Önemli Açıklama |
Maddenin ardındaki sır konusu, bazı kişilerin itirazlarına neden olmaktadır. Sözkonusu kişiler, bu konunun özünü yanlış anladıkları için, bu konunun vahdet-ivücut öğretisi ile aynı olduğunu iddia etmektedirler.
Öncelikle şunu belirtelim ki, bu eserlerin yazarı ehl-i sünnet inancına sıkı sıkıya bağlıdır ve vahdet-i vücud öğretisini savunmamaktadır. Ayrıca unutmamak gerekir ki, vahdet-i vücut öğretisi Muhyiddin İbn Arabî gibi çok büyük İslam alimleri tarafından savunulmuştur.

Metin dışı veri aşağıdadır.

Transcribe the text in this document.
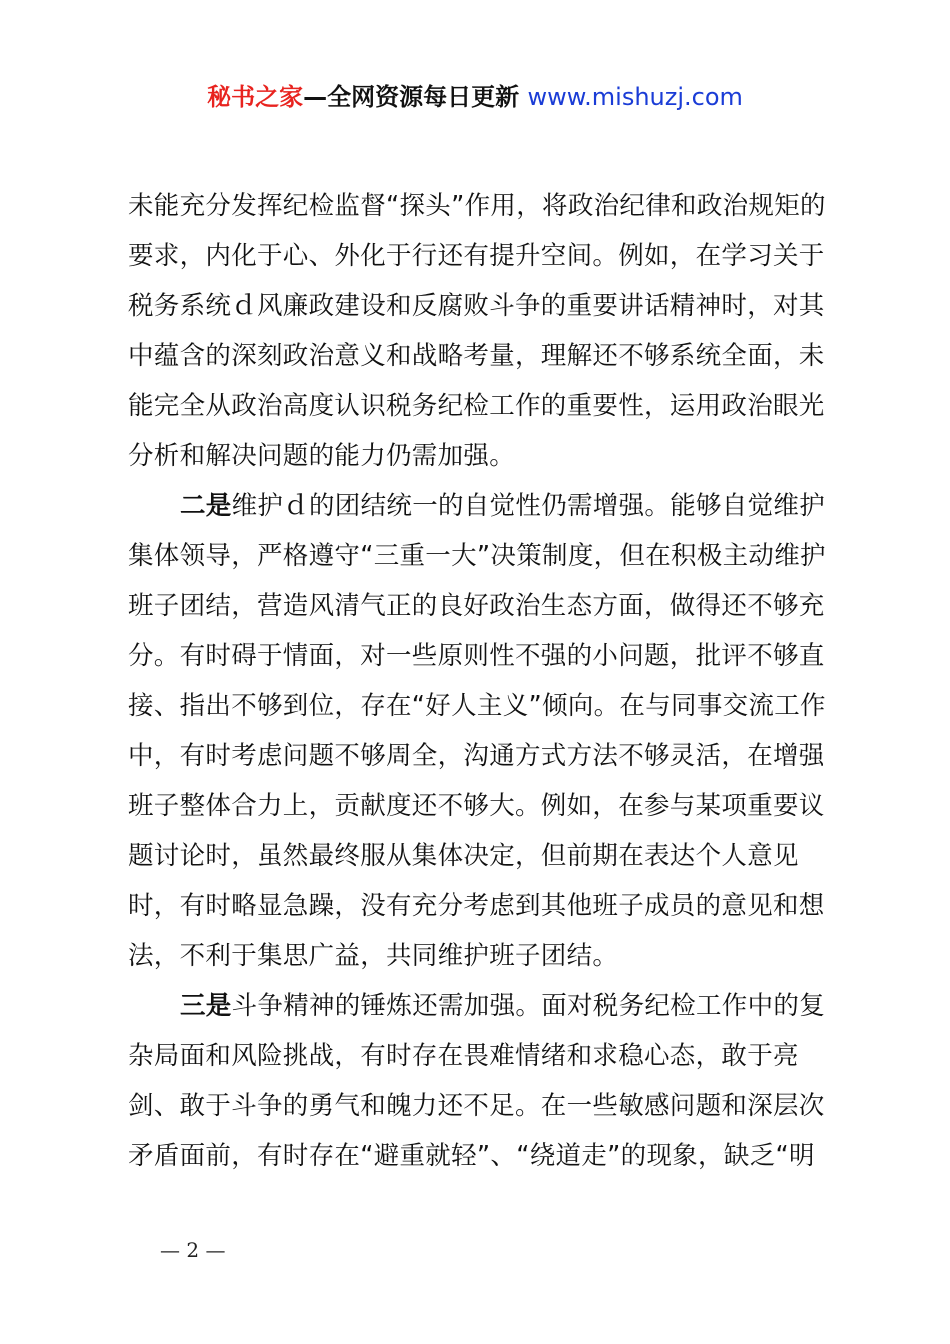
秘书之家—全网资源每日更新 www.mishuzj.com

未能充分发挥纪检监督“探头”作用，将政治纪律和政治规矩的要求，内化于心、外化于行还有提升空间。例如，在学习关于税务系统ｄ风廉政建设和反腐败斗争的重要讲话精神时，对其中蕴含的深刻政治意义和战略考量，理解还不够系统全面，未能完全从政治高度认识税务纪检工作的重要性，运用政治眼光分析和解决问题的能力仍需加强。

二是维护ｄ的团结统一的自觉性仍需增强。能够自觉维护集体领导，严格遵守“三重一大”决策制度，但在积极主动维护班子团结，营造风清气正的良好政治生态方面，做得还不够充分。有时碍于情面，对一些原则性不强的小问题，批评不够直接、指出不够到位，存在“好人主义”倾向。在与同事交流工作中，有时考虑问题不够周全，沟通方式方法不够灵活，在增强班子整体合力上，贡献度还不够大。例如，在参与某项重要议题讨论时，虽然最终服从集体决定，但前期在表达个人意见时，有时略显急躁，没有充分考虑到其他班子成员的意见和想法，不利于集思广益，共同维护班子团结。

三是斗争精神的锤炼还需加强。面对税务纪检工作中的复杂局面和风险挑战，有时存在畏难情绪和求稳心态，敢于亮剑、敢于斗争的勇气和魄力还不足。在一些敏感问题和深层次矛盾面前，有时存在“避重就轻”、“绕道走”的现象，缺乏“明

— 2 —
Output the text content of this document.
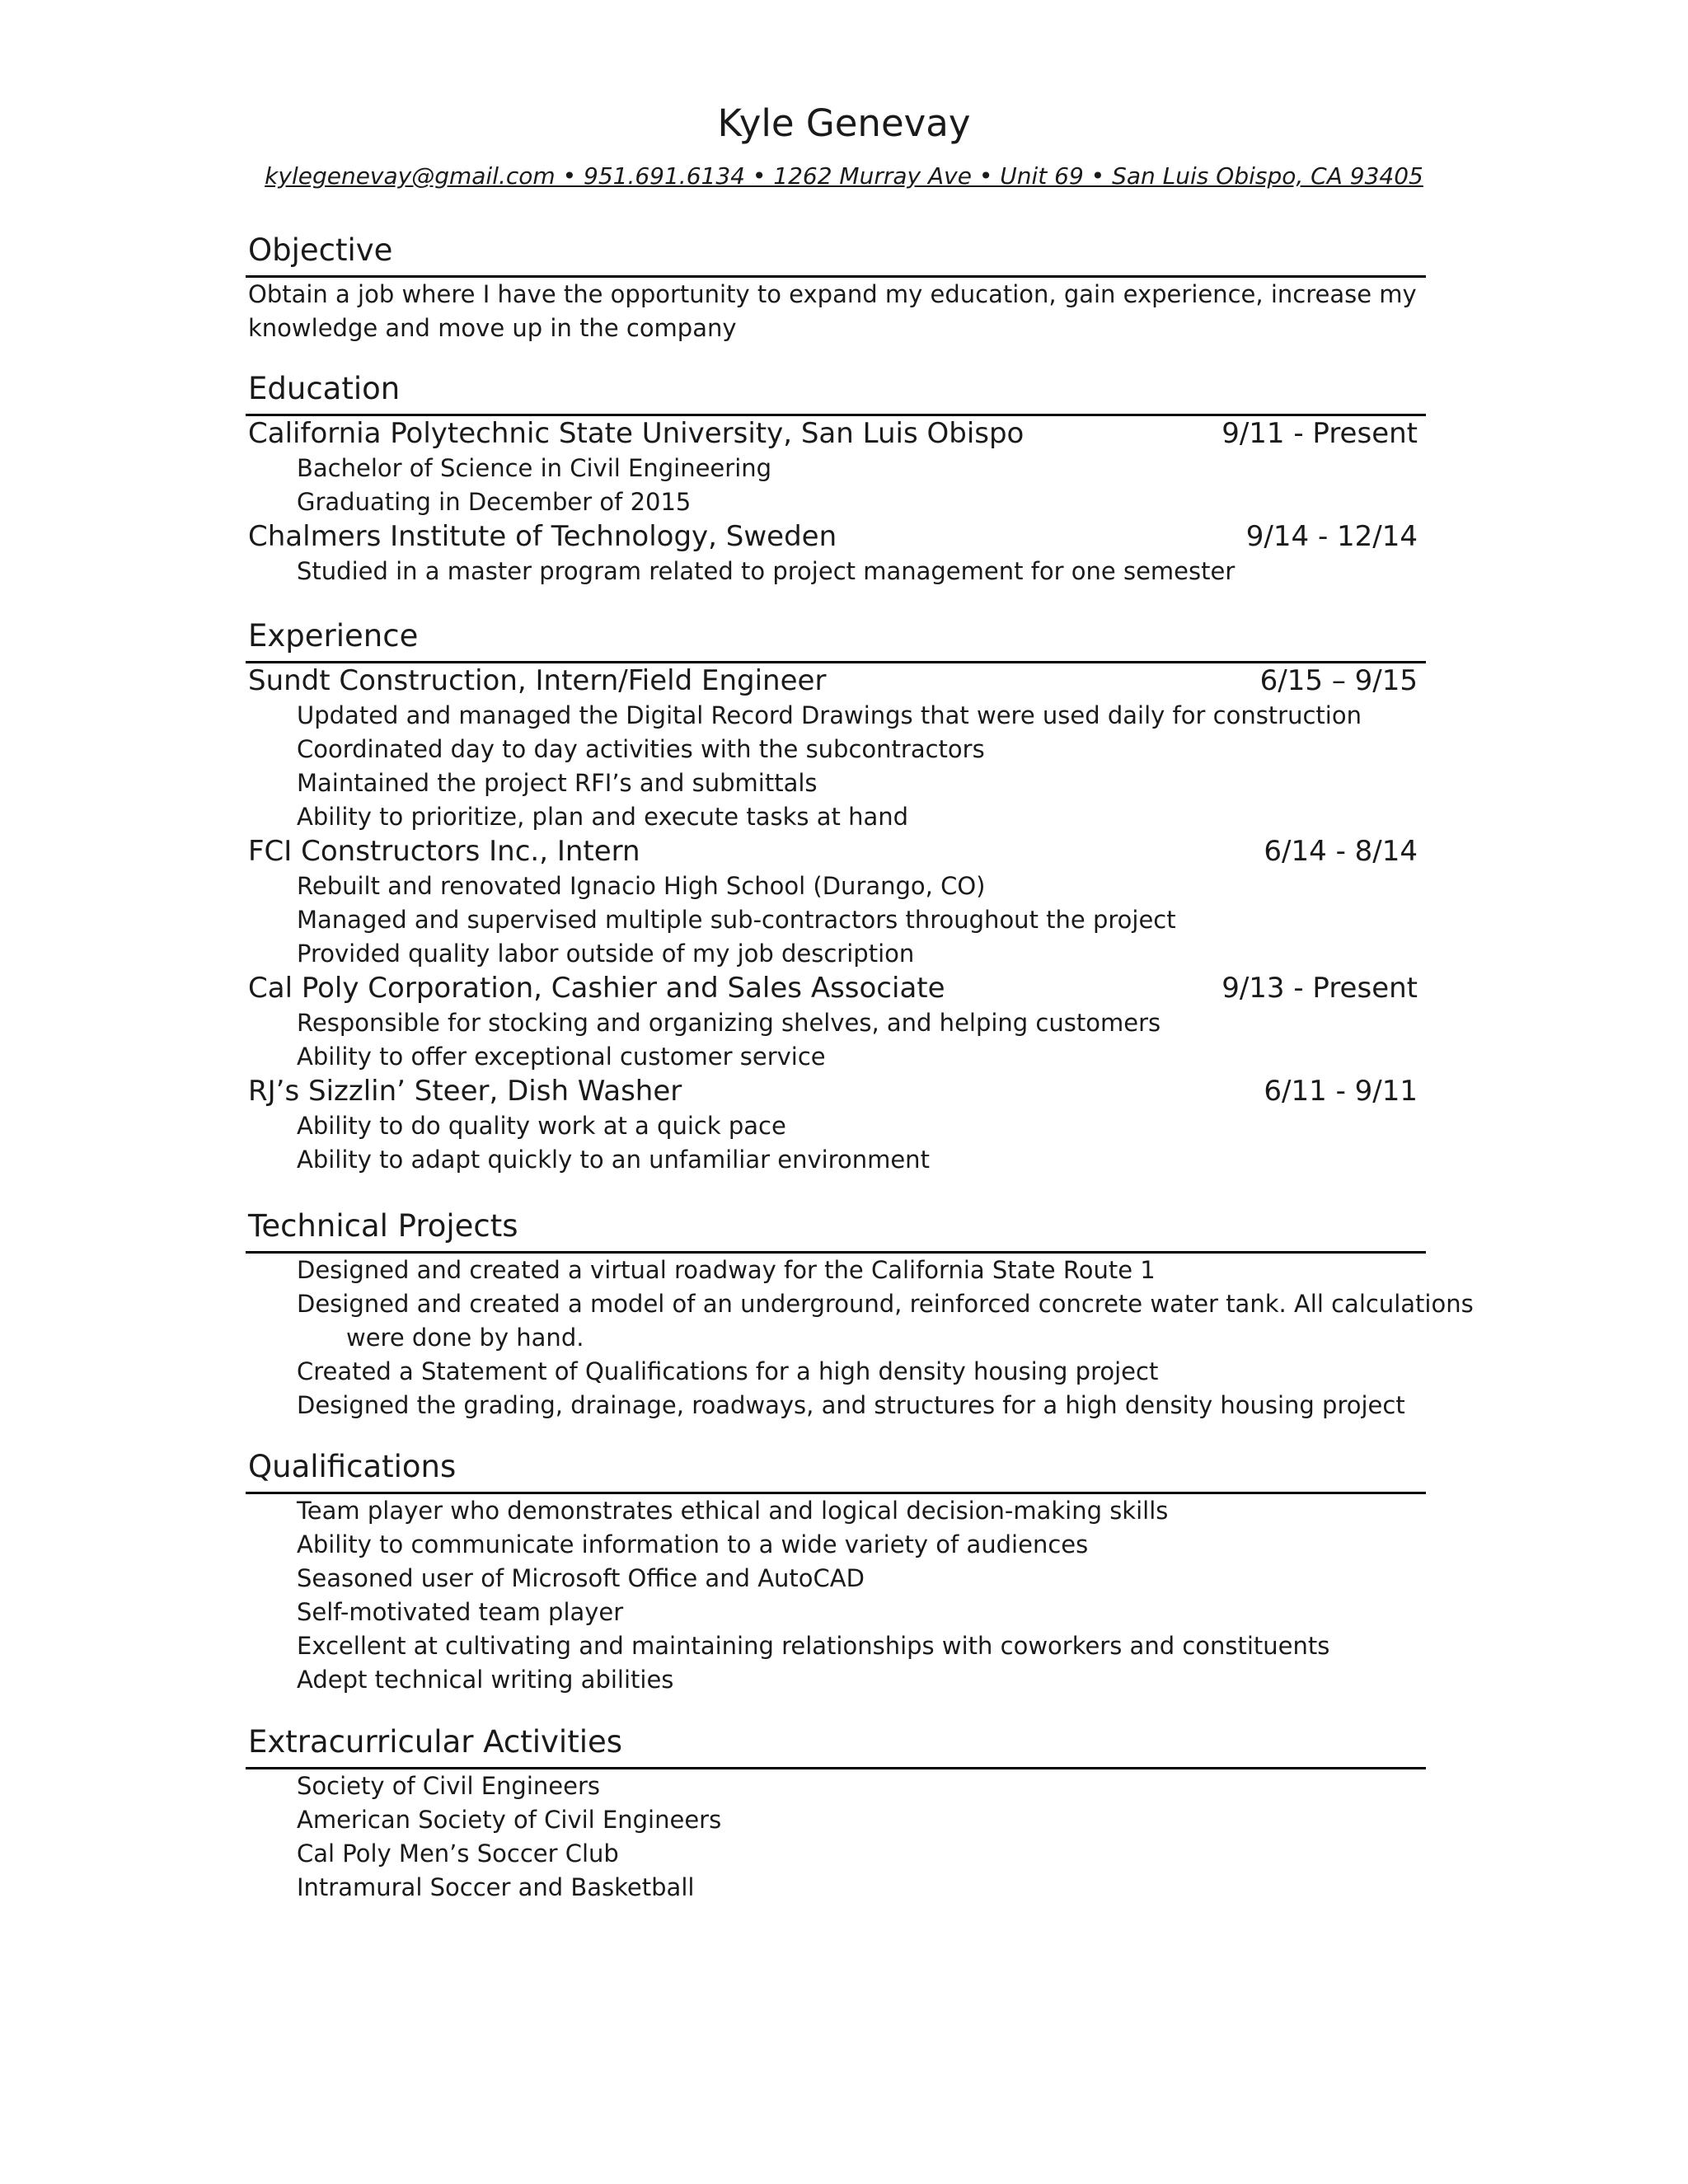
Kyle Genevay
kylegenevay@gmail.com • 951.691.6134 • 1262 Murray Ave • Unit 69 • San Luis Obispo, CA 93405
Objective
Obtain a job where I have the opportunity to expand my education, gain experience, increase my
knowledge and move up in the company
Education
California Polytechnic State University, San Luis Obispo	9/11 - Present
Bachelor of Science in Civil Engineering
Graduating in December of 2015
Chalmers Institute of Technology, Sweden	9/14 - 12/14
Studied in a master program related to project management for one semester
Experience
Sundt Construction, Intern/Field Engineer	6/15 – 9/15
Updated and managed the Digital Record Drawings that were used daily for construction
Coordinated day to day activities with the subcontractors
Maintained the project RFI’s and submittals
Ability to prioritize, plan and execute tasks at hand
FCI Constructors Inc., Intern	6/14 - 8/14
Rebuilt and renovated Ignacio High School (Durango, CO)
Managed and supervised multiple sub-contractors throughout the project
Provided quality labor outside of my job description
Cal Poly Corporation, Cashier and Sales Associate	9/13 - Present
Responsible for stocking and organizing shelves, and helping customers
Ability to offer exceptional customer service
RJ’s Sizzlin’ Steer, Dish Washer	6/11 - 9/11
Ability to do quality work at a quick pace
Ability to adapt quickly to an unfamiliar environment
Technical Projects
Designed and created a virtual roadway for the California State Route 1
Designed and created a model of an underground, reinforced concrete water tank. All calculations
were done by hand.
Created a Statement of Qualifications for a high density housing project
Designed the grading, drainage, roadways, and structures for a high density housing project
Qualifications
Team player who demonstrates ethical and logical decision-making skills
Ability to communicate information to a wide variety of audiences
Seasoned user of Microsoft Office and AutoCAD
Self-motivated team player
Excellent at cultivating and maintaining relationships with coworkers and constituents
Adept technical writing abilities
Extracurricular Activities
Society of Civil Engineers
American Society of Civil Engineers
Cal Poly Men’s Soccer Club
Intramural Soccer and Basketball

Vahdet-i vücud düşüncesini anlatan birçok önemli İslam aliminin, geçmişte, bu kitaplarda yer alan bazı konuları tefekkür ederek anlattıkları doğrudur. Ancak bu eserlerde anlatılanlar vahdet-i vücud düşüncesi ile aynı değildir.
Örneğin vahdet-i vücud düşüncesini savunanların bir kısmı yanlış fikirlere kapılarak, Kuran'a ve ehl-i sünnet inancına aykırı bazı iddialarda bulunmuşlar; örneğin Allah'ın yarattığı varlıkları tamamen yok saymışlardır. Oysa, maddenin ardındaki sır konusu anlatılırken kesinlikle böyle bir iddiada bulunulmamaktadır. Bu konu, Allah'ın tüm varlıkları yarattığını, ancak yarattığı varlıkların aslını Allah'ın gördüğünü, insanların ise bu varlıkların beyinlerinde oluşan görüntülerini görebildiklerini açıklamaktadır.
Gördüğümüz tüm varlıklar, dağlar, ovalar, çiçekler, insanlar, denizler, kısacası gördüğümüz herşey, Allah'ın Kuran'da var olduğunu, yoktan var ettiğini belirttiği her varlık, yaratılmıştır ve vardır. Ancak, insanlar bu varlıkların asıllarını duyu organları yoluyla göremez veya hissedemez veya duyamazlar.
Gördükleri ve hissettikleri, bu varlıkların beyinlerindeki kopyalarıdır. Bu ilmi bir gerçektir ve bugün başta tıp fakülteleri olmak üzere tüm okullarda öğretilen bilimsel bir konudur. Örneğin şu anda bu yazıyı okuyan bir insan, bu yazının aslını göremez, bu yazının aslına dokunamaz. Bu yazının aslından gelen ışık, insanın gözündeki bazı hücreler tarafından elektrik sinyaline dönüştürülür. Bu elektrik sinyali, beynin arkasındaki görme merkezine giderek, bu merkezi uyarır. Ve insanın beyninin arkasında bu yazının görüntüsü oluşur. Yani siz şu anda gözünüzle, gözünüzün önündeki bir yazıyı okumuyorsunuz. Bu yazı sizin beyninizin arkasındaki görme merkezinde oluşuyor. Sizin okuduğunuz yazı, beyninizin arkasındaki “kopya yazı”dır. Bu yazının aslını ise Allah görür.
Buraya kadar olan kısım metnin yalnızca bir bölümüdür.